You already answered these questions since you never stopped addressing them. So, in these cases, it’s already crystal clear that professional testers significantly contribute to positive business outcomes.

Thirdly, think about what usually happens when new (agile) development teams are being formed. In the worst case, there’s no discussion on whether professional testers should be part of these teams. Then there are situations where people discuss whether professional testers are required but decide against them. Again, through evangelizing the value of professional testing consistently and continuously, you’ll see these discussions go away.

You will be included in these teams.

People will understand that it’s close to negligent to not include you.
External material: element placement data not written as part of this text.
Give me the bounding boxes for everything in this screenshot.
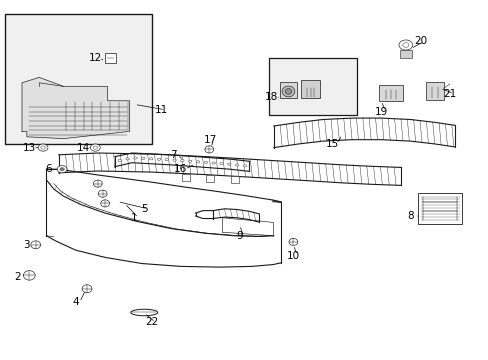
Text: 13: 13 <box>22 143 36 153</box>
Ellipse shape <box>288 238 297 246</box>
Ellipse shape <box>204 161 207 163</box>
Ellipse shape <box>90 144 100 151</box>
Ellipse shape <box>285 89 291 94</box>
Bar <box>268 58 356 115</box>
Ellipse shape <box>93 146 98 149</box>
Ellipse shape <box>93 180 102 187</box>
Text: 20: 20 <box>413 36 426 46</box>
Ellipse shape <box>149 158 153 160</box>
Ellipse shape <box>196 161 200 163</box>
Ellipse shape <box>157 158 161 160</box>
Ellipse shape <box>235 164 239 166</box>
Text: 2: 2 <box>14 272 20 282</box>
Polygon shape <box>22 77 129 139</box>
Ellipse shape <box>398 40 412 50</box>
Ellipse shape <box>126 158 129 160</box>
Text: 1: 1 <box>131 213 138 223</box>
Bar <box>300 80 320 98</box>
Text: 19: 19 <box>374 107 387 117</box>
Text: 21: 21 <box>442 89 456 99</box>
Text: 4: 4 <box>72 297 79 307</box>
Text: 8: 8 <box>407 211 413 221</box>
Text: 16: 16 <box>174 164 187 174</box>
Text: 7: 7 <box>170 150 177 160</box>
Ellipse shape <box>60 167 64 171</box>
Text: 18: 18 <box>264 92 278 102</box>
Ellipse shape <box>220 162 223 165</box>
Ellipse shape <box>212 162 215 164</box>
Text: 5: 5 <box>141 204 147 214</box>
Text: 15: 15 <box>325 139 339 149</box>
Ellipse shape <box>165 158 168 161</box>
Bar <box>378 85 403 101</box>
Ellipse shape <box>134 157 137 159</box>
Bar <box>417 193 461 224</box>
Text: 12: 12 <box>88 53 102 63</box>
Bar <box>230 176 238 184</box>
Ellipse shape <box>204 146 213 153</box>
Text: 11: 11 <box>154 105 168 115</box>
Text: 6: 6 <box>45 164 52 174</box>
Bar <box>399 50 411 58</box>
Text: 9: 9 <box>236 231 243 241</box>
Bar <box>5 14 151 144</box>
Bar <box>182 174 189 181</box>
Ellipse shape <box>38 144 48 151</box>
Bar <box>206 175 214 182</box>
Ellipse shape <box>243 165 246 167</box>
Text: 22: 22 <box>144 317 158 327</box>
Ellipse shape <box>23 271 35 280</box>
Text: 10: 10 <box>286 251 299 261</box>
Ellipse shape <box>181 159 184 162</box>
Ellipse shape <box>101 200 109 207</box>
Text: 3: 3 <box>23 240 30 250</box>
Ellipse shape <box>173 159 176 161</box>
Bar <box>105 53 116 63</box>
Ellipse shape <box>31 241 41 249</box>
Ellipse shape <box>98 190 107 197</box>
Ellipse shape <box>118 159 121 162</box>
Ellipse shape <box>82 285 92 293</box>
Ellipse shape <box>41 146 45 149</box>
Ellipse shape <box>142 157 145 159</box>
Ellipse shape <box>282 86 294 97</box>
Ellipse shape <box>227 163 231 165</box>
Ellipse shape <box>61 168 63 170</box>
Ellipse shape <box>130 309 157 316</box>
Ellipse shape <box>57 166 67 173</box>
Text: 14: 14 <box>76 143 90 153</box>
Ellipse shape <box>402 43 408 47</box>
Text: 17: 17 <box>203 135 217 145</box>
Bar <box>279 82 297 98</box>
Ellipse shape <box>188 160 192 162</box>
Bar <box>426 82 443 100</box>
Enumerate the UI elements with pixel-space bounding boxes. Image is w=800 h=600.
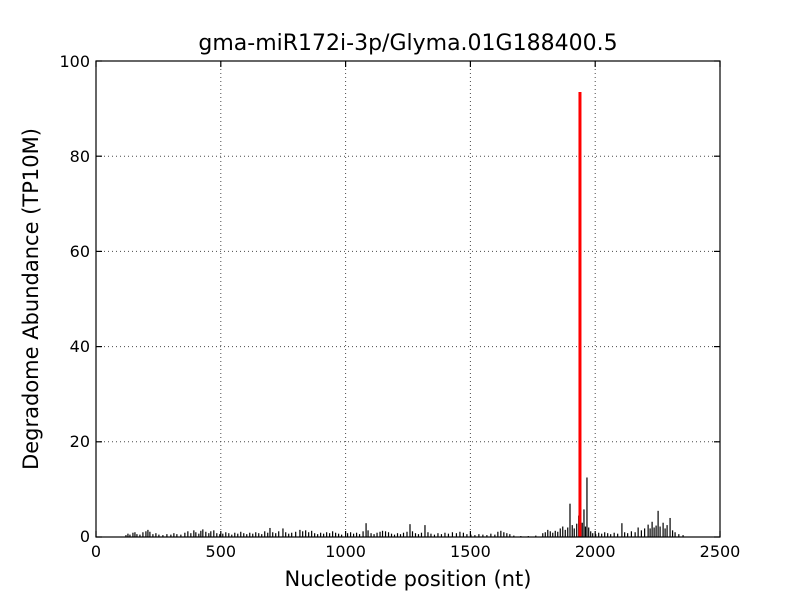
grid-layer: [96, 61, 720, 537]
y-tick-label: 20: [70, 432, 90, 451]
x-tick-labels: 0 500 1000 1500 2000 2500: [91, 542, 740, 561]
y-tick-label: 0: [80, 527, 90, 546]
ticks-layer: [95, 60, 721, 538]
x-tick-label: 0: [91, 542, 101, 561]
x-tick-label: 1000: [325, 542, 366, 561]
plot-area: [96, 61, 720, 537]
axes-frame: [95, 60, 721, 538]
y-tick-label: 40: [70, 337, 90, 356]
chart-title: gma-miR172i-3p/Glyma.01G188400.5: [198, 31, 617, 56]
x-axis-label: Nucleotide position (nt): [285, 567, 532, 591]
y-tick-label: 80: [70, 147, 90, 166]
y-tick-label: 100: [59, 52, 90, 71]
y-axis-label: Degradome Abundance (TP10M): [19, 128, 43, 470]
x-tick-label: 2000: [575, 542, 616, 561]
x-tick-label: 500: [206, 542, 237, 561]
y-tick-labels: 0 20 40 60 80 100: [59, 52, 90, 546]
x-tick-label: 1500: [450, 542, 491, 561]
y-tick-label: 60: [70, 242, 90, 261]
x-tick-label: 2500: [700, 542, 741, 561]
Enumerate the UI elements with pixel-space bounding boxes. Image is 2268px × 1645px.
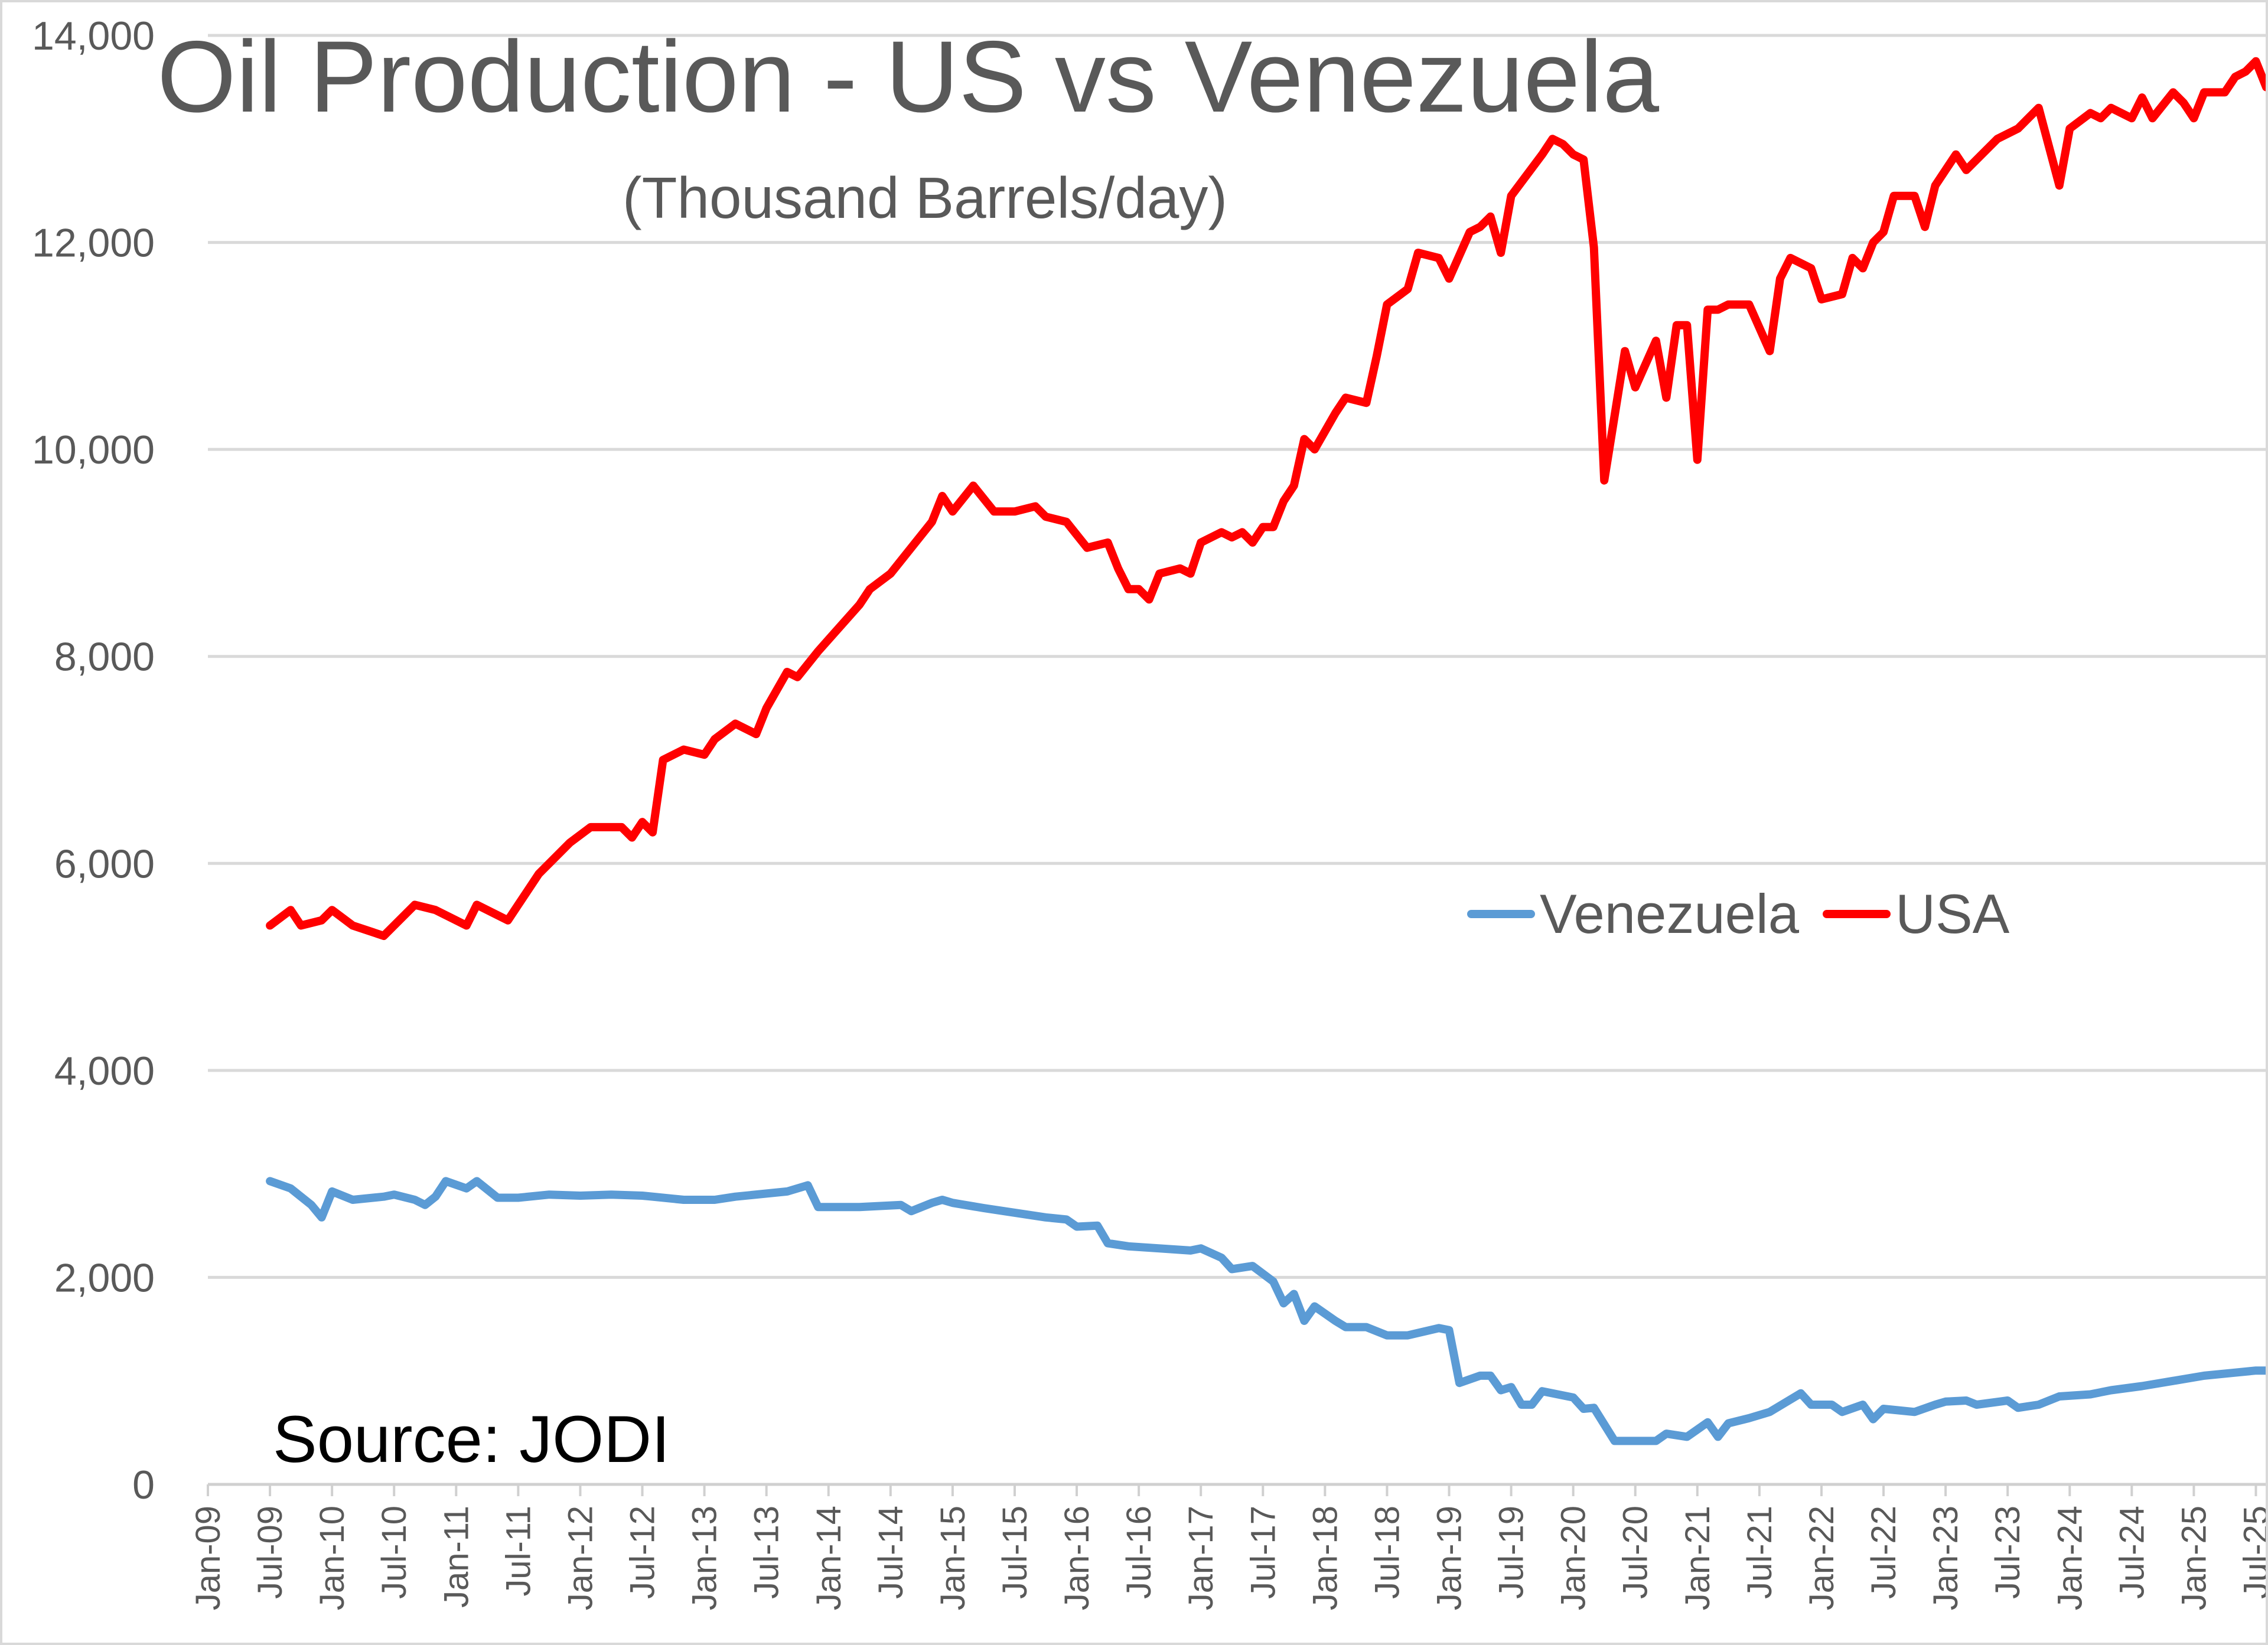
y-tick-label: 2,000 [54, 1255, 155, 1300]
x-tick-label: Jul-11 [499, 1506, 537, 1597]
y-tick-label: 10,000 [32, 427, 155, 472]
x-tick-label: Jan-13 [686, 1506, 724, 1610]
x-tick-label: Jan-16 [1058, 1506, 1096, 1610]
x-tick-label: Jul-24 [2113, 1506, 2151, 1599]
legend-item-usa: USA [1823, 882, 2009, 946]
x-tick-label: Jan-09 [189, 1506, 227, 1610]
x-tick-label: Jan-22 [1803, 1506, 1841, 1610]
x-tick-label: Jul-14 [872, 1506, 910, 1599]
series-line-usa [266, 57, 2266, 940]
chart-title: Oil Production - US vs Venezuela [157, 20, 1660, 133]
x-tick-label: Jan-21 [1679, 1506, 1717, 1610]
x-tick-label: Jan-12 [561, 1506, 599, 1610]
legend-label-venezuela: Venezuela [1540, 883, 1800, 945]
x-tick-label: Jul-13 [748, 1506, 786, 1599]
x-tick-label: Jan-14 [810, 1506, 848, 1610]
x-tick-label: Jan-24 [2051, 1506, 2089, 1610]
legend-label-usa: USA [1895, 883, 2010, 945]
x-tick-label: Jul-16 [1120, 1506, 1158, 1599]
source-annotation: Source: JODI [273, 1402, 670, 1476]
x-tick-label: Jan-11 [437, 1506, 475, 1608]
y-tick-label: 0 [132, 1463, 155, 1507]
x-tick-label: Jan-17 [1182, 1506, 1220, 1610]
x-tick-label: Jan-10 [313, 1506, 351, 1610]
x-tick-label: Jul-18 [1368, 1506, 1406, 1599]
x-tick-label: Jan-20 [1555, 1506, 1593, 1610]
x-tick-label: Jul-20 [1617, 1506, 1655, 1599]
legend-item-venezuela: Venezuela [1467, 882, 1799, 946]
x-tick-label: Jul-21 [1741, 1506, 1779, 1599]
x-tick-label: Jan-18 [1306, 1506, 1344, 1610]
x-tick-label: Jul-23 [1989, 1506, 2027, 1599]
y-tick-label: 14,000 [32, 14, 155, 58]
x-tick-label: Jul-10 [375, 1506, 413, 1599]
x-tick-label: Jan-23 [1927, 1506, 1965, 1610]
x-tick-label: Jan-19 [1430, 1506, 1469, 1610]
y-tick-label: 8,000 [54, 635, 155, 680]
series-line-venezuela [266, 1177, 2266, 1445]
legend-swatch-venezuela [1467, 910, 1535, 918]
x-tick-label: Jul-25 [2237, 1506, 2268, 1599]
x-tick-label: Jan-25 [2175, 1506, 2213, 1610]
chart-subtitle: (Thousand Barrels/day) [623, 165, 1228, 230]
legend-swatch-usa [1823, 910, 1891, 918]
x-tick-label: Jul-09 [251, 1506, 289, 1599]
legend: Venezuela USA [1467, 882, 2033, 946]
x-tick-label: Jul-15 [996, 1506, 1034, 1599]
y-tick-label: 12,000 [32, 221, 155, 266]
y-tick-label: 6,000 [54, 841, 155, 886]
x-tick-label: Jan-15 [934, 1506, 972, 1610]
x-tick-label: Jul-19 [1493, 1506, 1531, 1599]
y-tick-label: 4,000 [54, 1049, 155, 1094]
x-tick-label: Jul-12 [624, 1506, 662, 1599]
x-tick-label: Jul-22 [1865, 1506, 1903, 1599]
x-tick-label: Jul-17 [1244, 1506, 1282, 1599]
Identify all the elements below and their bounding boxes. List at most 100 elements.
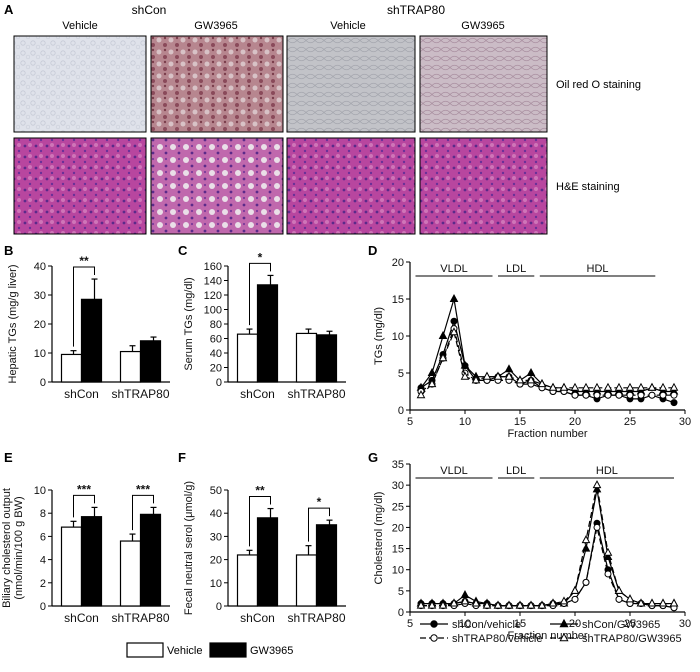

So, evangelism is not an option but a necessity to get your seat at the table.

In hindsight, the journey of developing these principles was much more rewarding than the principles themselves.

The real value of that experience was in all the things we’ve learned and unlearned in our heated discussions and lively debates.

The process of overcoming failures and finding new strategies in selling the value of software testing is what is valuable.

Through this process, we didn’t just become better sellers of testing but also better doers of testing. Again, this takes effort but it’s worth doing.

So, take the effort and accept the trouble that comes with it. The reason is simple: If you aren’t taking care of how software testing is perceived by the people in your organization, others will. Remember, you cannot “correct” what you aren’t willing to confront.

Namasté, my software testing friends.